OTTAWA, May 27, 2004 “? With the launch of a national campaign today, students from coast-to-coast will challenge voters and political candidates to prioritize post-secondary education in next month’s federal election. An initiative of the Canadian Alliance of Student Associations, the ‘Think Education’ campaign also aims to promote youth participation in the electoral system.
“It’s time that we had a serious debate in this country on the current state and future of our post-secondary education system,” said James Kusie, National Director of the Canadian Alliance of Student Associations (CASA). Ten years of cuts to transfer payments have resulted in the largest tuition increases in Canadian history and students expect commitments from all political parties on restoring funding for colleges and universities.

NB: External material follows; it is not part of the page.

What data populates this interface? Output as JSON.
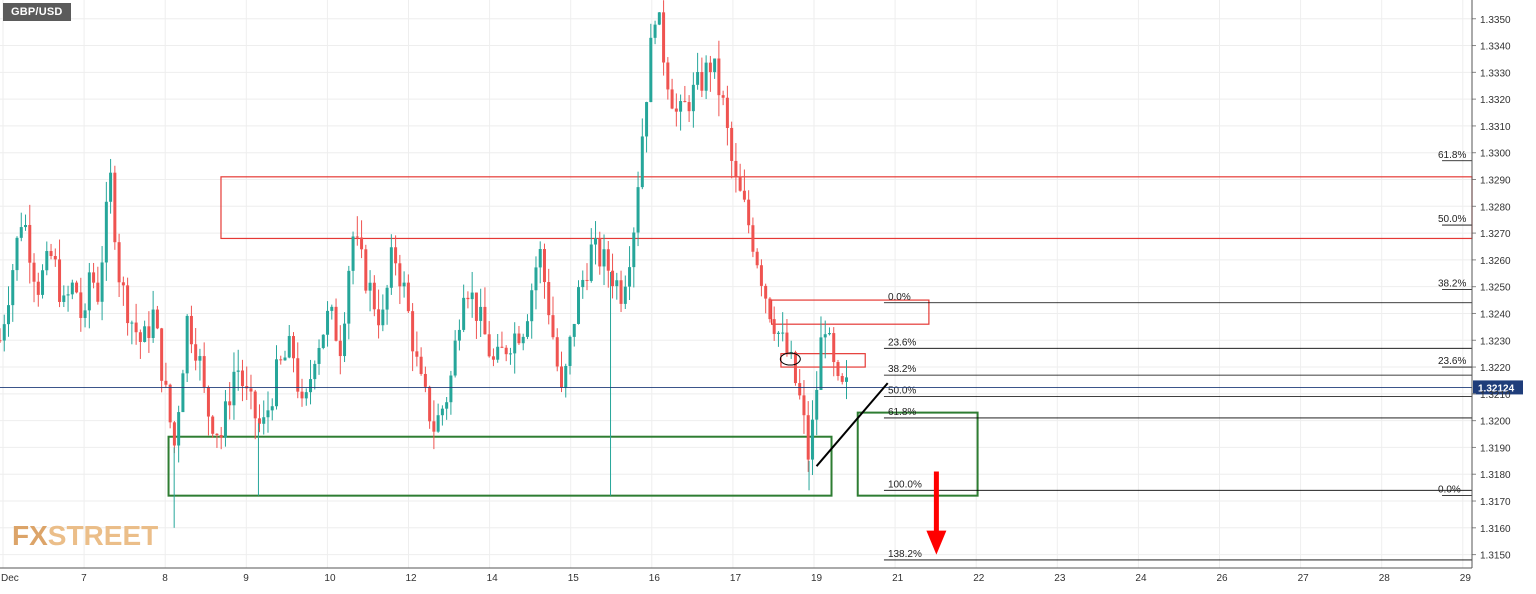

The focal point of ‘Think Education’ is an interactive website (www.thinkeducation.ca) designed to educate voters and provide them with the tools to get involved. The website will also serve as a resource for young people seeking information on the electoral process. Additionally, the campaign will feature newspaper and radio advertising, events in ridings across the country, and the release of two important reports on student poverty and youth engagement in the politics.
A distinctive feature of the campaign website is an interactive tool that allows parents to forecast the costs of their children’s education. Based on historical data from Statistics Canada, the cost calculator considers the province and program of study in its projections.
“When Canadians see what it will cost for their children to get a degree, they’ll demand that the federal government reinvest post-secondary education,” said Kusie. CASA is advocating for an increase of $3.9 billion in annual funding to colleges and universities through the creation of a dedicated transfer to the provinces for post-secondary, and the expansion of grants for students from low-income families.
CASA is a non-partisan, non-profit organization representing 19 student governments and nearly 300,000 college and university students from coast-to-coast.